Despite my occasional disgust for the Conch’s etiquette, there was also something uplifting in his attitude, a carefree, like-it-or-else mentality that I’ve only occasionally grasped, and only for brief periods, in my life. Yes, we may have taken a bite out of some other fishermen’s days, but we also sped away from Florida with the most outlandish stories to tell, and my father and I were witness to another way of life, an attitude and ethic far different from ours, a perspective, good or bad, that would cement our resolve or change us completely. For the aspiring novelist this was a point missed during a bout of tarpon tunnel vision.

A couple days after the dynamite episode, the Conch flew back to Michigan, graciously leaving us with a skiff and the house — for three weeks we’d fish tarpon the way we wanted to, staked out or cruising the flats, adhering to unwritten rules, waving to the safari guys instead of raising a finger at them.

Unfortunately, perfection was a ghost. After three days on the flats I had that old, familiar feeling — entitlement and anger in the face of blind fortune. And there was another feeling, too, this one centered deep in my gut. My dad says he knew the problem was serious when I stepped off the bow, sat in the bottom of the boat and said, “Tell me when you see something.”

That night, nearly two weeks after the pain began, I landed in the emergency room at Fisherman’s Hospital, a burst appendix having turned toxic. As nurses wheeled me into the ER, and as my dad implored, “Don’t leave us,” I thought back to that moment when the Mafiosos took my father for ransom and he floated away on a Heineken breeze.

A month later I was back in Seattle, 30 pounds lighter than when I left. That portion of my Florida life was over, my own tarpon quest having lived up to Cole’s and exceeded it in some ways. In truth, there were a few tarpon conquests I’ve overlooked here. The point is, what’s memorable and pertinent has little to do with those tarpon and is fixed instead on the periphery.

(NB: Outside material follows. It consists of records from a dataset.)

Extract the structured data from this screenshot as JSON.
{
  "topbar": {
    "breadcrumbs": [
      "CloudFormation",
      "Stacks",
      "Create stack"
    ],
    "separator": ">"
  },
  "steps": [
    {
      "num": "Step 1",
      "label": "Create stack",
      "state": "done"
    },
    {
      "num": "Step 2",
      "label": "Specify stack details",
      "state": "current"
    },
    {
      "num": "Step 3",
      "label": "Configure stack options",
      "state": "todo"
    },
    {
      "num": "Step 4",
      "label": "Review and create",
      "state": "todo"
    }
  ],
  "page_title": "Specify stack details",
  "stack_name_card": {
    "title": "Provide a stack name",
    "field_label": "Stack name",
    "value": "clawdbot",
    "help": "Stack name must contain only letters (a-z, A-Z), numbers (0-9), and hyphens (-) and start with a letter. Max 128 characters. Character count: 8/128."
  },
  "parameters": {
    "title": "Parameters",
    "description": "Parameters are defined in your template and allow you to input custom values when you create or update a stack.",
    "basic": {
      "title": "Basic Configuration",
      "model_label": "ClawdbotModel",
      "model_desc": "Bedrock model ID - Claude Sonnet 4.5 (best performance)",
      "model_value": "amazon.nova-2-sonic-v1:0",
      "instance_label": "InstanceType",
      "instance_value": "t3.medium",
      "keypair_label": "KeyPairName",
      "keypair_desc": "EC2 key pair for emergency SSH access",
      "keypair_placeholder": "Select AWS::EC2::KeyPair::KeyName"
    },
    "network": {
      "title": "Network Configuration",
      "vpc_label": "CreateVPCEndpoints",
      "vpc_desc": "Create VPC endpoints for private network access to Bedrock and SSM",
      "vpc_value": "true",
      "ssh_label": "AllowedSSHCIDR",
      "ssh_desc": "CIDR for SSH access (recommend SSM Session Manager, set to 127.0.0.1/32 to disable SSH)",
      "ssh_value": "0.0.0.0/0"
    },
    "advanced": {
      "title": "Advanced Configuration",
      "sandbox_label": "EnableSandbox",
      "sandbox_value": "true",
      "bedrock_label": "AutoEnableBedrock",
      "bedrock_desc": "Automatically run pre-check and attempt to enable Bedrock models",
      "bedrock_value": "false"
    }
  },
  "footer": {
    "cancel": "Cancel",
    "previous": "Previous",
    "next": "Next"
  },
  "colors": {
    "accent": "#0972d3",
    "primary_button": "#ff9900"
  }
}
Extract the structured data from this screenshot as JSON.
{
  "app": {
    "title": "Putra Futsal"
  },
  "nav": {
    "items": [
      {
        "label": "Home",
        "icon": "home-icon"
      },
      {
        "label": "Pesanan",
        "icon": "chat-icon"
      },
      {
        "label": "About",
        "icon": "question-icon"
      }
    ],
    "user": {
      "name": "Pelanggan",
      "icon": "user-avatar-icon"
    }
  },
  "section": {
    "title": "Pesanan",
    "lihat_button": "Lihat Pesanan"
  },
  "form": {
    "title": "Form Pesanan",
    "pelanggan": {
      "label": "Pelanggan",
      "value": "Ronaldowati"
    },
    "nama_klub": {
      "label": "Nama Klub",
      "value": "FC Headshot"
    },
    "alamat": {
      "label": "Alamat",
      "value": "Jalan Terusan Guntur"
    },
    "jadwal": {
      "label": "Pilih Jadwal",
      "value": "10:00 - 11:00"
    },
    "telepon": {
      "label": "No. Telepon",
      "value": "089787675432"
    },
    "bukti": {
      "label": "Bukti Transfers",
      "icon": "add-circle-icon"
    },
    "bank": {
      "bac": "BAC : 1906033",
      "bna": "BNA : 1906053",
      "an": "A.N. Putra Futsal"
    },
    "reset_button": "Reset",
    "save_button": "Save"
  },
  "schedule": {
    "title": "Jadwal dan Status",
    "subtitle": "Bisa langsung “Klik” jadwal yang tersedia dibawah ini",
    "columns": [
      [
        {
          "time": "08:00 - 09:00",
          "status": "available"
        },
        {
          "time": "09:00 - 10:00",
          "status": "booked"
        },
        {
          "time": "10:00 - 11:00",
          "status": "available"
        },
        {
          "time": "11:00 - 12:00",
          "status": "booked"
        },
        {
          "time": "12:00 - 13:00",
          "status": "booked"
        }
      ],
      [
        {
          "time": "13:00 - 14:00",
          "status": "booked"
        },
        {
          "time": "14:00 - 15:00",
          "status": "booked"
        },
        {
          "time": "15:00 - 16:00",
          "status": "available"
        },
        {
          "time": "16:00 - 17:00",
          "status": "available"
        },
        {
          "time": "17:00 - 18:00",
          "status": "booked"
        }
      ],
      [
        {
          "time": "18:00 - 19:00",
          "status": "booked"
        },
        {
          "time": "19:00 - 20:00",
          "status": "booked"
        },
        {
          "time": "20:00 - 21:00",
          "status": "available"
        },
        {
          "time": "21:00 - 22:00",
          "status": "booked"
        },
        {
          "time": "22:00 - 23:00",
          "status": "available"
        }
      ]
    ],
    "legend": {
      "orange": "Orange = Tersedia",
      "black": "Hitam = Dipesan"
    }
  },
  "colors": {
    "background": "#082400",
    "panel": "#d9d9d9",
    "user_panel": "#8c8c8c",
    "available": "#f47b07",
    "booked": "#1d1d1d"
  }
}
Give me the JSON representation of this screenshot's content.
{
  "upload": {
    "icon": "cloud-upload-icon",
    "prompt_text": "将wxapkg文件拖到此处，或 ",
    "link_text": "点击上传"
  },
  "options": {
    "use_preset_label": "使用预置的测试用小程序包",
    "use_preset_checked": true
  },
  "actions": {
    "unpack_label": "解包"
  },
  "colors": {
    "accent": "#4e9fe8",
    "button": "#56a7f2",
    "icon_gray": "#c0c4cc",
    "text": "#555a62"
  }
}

Including this: One early evening, with the Lilly Pad anchored near several bomb craters, the Conch looped some line around a bent beer can, attached a live pinfish underneath, and cast that offering over dark water. That can bobbed in the chop for five minutes, then ducked under and the Conch immediately set the hook. A grand tarpon swirled on the surface, ran 20 yards then leaped in the air.

“You see,” the Conch shouted after taking a swig off another Corona, “We don’t need all those safari clothes to catch fish. We don’t need no stinkin’ guide.” With a toothy grin he concluded, “This is easy!” As we clipped away from the anchor and bounced through the chop, our flying bridge heaving to, our shouts melting on a broad ocean and a building wind, I found the answer to the traveling angler’s quandary: Expect nothing and you can’t lose.